Argentina has had it with U.S. bond laws

August 20, 2014: 5:40 PM ET
Argentina in default
NEW YORK (CNNMoney)

Argentina wants to take its ball and go home in its ongoing debt crisis.

The country is in default again on some of its debt. Negotiations with several hedge funds over debt repayments broke down so badly in July that Argentina is actually trying to change the laws overseeing its bond contracts.

President Cristina Kirchner submitted a bill Tuesday to Argentina's congress that would take the bonds in contention and put them under the Argentine judicial system. At the moment, many of the bonds fall under the U.S. legal code, where various court orders have hamstrung Argentina's options.

It's uncertain whether the jurisdiction switch is feasible, but Argentina continues to fight the hedge funds.

Related: Get caught up on Argentina's debt crisis

The ordeal all goes back to 2001 when Argentina initially defaulted. Many of its bondholders (92%), fearing they wouldn't get much, if anything, accepted a lower repayment. But a small group of other bondholders, led by hedge funds Elliott Management and Aurelius Capital Management, held out for full payment.

Until this year, Argentina refused to pay or even talk to the "holdouts."

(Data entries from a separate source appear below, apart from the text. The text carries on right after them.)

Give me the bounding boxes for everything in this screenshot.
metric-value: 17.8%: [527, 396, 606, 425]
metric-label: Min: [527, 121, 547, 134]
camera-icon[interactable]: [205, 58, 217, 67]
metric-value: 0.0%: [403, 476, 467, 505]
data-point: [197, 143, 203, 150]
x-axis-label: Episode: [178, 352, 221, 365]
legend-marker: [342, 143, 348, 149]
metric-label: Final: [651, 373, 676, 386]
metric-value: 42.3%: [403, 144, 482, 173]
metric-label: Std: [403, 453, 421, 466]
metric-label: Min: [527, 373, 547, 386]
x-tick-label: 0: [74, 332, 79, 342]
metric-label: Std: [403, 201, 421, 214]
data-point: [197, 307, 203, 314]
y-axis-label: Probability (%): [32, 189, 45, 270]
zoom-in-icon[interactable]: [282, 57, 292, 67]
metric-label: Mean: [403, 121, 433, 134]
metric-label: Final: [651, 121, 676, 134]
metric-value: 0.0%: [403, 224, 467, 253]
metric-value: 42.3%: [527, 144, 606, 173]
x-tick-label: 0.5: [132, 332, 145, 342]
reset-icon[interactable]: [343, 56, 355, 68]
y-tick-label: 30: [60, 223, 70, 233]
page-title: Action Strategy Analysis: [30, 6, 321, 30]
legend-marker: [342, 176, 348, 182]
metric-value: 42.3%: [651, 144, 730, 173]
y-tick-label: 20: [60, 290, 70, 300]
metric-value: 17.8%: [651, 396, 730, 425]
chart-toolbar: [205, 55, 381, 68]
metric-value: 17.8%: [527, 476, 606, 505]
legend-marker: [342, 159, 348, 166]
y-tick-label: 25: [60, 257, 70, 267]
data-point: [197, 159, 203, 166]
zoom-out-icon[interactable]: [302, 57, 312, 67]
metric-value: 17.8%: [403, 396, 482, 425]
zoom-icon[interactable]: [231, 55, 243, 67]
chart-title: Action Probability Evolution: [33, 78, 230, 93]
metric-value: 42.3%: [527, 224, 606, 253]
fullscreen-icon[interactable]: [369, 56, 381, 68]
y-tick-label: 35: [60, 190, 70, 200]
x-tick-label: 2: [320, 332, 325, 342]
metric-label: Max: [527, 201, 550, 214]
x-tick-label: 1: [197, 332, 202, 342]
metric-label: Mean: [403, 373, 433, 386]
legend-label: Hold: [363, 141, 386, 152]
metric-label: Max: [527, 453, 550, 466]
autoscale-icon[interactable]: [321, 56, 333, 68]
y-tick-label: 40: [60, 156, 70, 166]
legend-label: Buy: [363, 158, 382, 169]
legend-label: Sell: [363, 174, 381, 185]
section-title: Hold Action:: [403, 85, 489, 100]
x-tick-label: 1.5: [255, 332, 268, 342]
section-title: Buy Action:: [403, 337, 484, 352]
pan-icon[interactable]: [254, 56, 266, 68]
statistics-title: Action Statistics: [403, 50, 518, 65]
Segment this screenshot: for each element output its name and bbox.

The holdouts sued Argentina more than a decade ago and won a federal court ruling in 2012 that said Argentina had to pay up. Argentina then took the case to the Supreme Court, which decided in June to agree with the earlier ruling and effectively force negotiations with the holdouts.

Complicating matters, the 92% of bondholders who took the low pay deal have a clause in their contracts that say the holdouts can't get a better deal than them until the clause expires next year.

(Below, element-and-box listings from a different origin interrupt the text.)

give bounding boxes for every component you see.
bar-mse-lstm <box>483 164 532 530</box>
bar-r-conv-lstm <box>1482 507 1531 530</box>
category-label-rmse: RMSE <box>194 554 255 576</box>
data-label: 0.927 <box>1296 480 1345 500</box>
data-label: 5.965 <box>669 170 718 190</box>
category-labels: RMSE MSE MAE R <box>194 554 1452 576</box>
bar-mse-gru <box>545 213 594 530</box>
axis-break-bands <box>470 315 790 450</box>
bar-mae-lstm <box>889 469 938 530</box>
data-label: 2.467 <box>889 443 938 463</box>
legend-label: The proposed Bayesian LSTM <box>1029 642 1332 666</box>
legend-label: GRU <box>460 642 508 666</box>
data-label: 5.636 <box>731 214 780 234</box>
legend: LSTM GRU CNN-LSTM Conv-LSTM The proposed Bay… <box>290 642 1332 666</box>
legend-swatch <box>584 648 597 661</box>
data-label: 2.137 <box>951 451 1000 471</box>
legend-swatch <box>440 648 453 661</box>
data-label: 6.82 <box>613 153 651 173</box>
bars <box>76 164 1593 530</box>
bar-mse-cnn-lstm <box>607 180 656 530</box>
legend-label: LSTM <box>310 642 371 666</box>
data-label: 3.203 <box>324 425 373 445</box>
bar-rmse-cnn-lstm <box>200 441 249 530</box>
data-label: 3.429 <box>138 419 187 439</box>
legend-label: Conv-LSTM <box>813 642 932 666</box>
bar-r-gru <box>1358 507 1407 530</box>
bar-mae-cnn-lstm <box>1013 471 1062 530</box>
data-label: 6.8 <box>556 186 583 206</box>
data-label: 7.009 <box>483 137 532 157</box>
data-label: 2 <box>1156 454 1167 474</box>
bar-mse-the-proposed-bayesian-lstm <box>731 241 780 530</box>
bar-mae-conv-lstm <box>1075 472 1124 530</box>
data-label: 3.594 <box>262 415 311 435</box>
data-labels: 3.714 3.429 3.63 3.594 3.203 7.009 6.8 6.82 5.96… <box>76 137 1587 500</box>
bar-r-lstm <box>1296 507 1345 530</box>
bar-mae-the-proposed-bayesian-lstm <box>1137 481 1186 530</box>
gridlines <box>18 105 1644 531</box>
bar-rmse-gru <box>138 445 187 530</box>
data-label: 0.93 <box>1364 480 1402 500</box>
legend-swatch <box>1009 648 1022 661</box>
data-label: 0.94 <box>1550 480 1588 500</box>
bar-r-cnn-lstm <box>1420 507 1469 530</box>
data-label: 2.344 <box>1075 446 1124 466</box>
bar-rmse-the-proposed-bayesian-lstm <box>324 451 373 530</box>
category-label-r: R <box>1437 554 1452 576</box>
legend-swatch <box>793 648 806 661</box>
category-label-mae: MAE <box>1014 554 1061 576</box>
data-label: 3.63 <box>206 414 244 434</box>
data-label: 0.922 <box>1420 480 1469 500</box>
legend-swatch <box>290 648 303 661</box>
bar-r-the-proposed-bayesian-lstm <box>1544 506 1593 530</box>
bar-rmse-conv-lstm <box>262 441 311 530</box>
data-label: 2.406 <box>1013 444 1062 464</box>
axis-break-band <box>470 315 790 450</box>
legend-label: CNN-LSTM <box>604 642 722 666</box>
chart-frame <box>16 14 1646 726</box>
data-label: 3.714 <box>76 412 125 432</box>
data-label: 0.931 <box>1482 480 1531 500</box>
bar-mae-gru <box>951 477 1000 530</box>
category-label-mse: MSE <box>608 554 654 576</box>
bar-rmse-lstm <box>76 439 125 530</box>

Argentina's talks with the holdouts went nowhere, breaking down again last week. Capital Economics predicts things are struck, possibly until President Kirchner's term expires. In 2016.

Related: At least one hedge fund is betting Argentina will be just fine

The South American nation has slipped into recession.

"If local government and corporate bond yields drop back as a result of the government's bond swap, damage to the real economy -- which is already very weak -- may be limited," wrote research firm Capital Economics in a note to clients.

The country's volatile Merval stock market index, though off nearly 1.4% today, is still up 62% for the year. Bond prices for debt due in 2033, however, have fallen.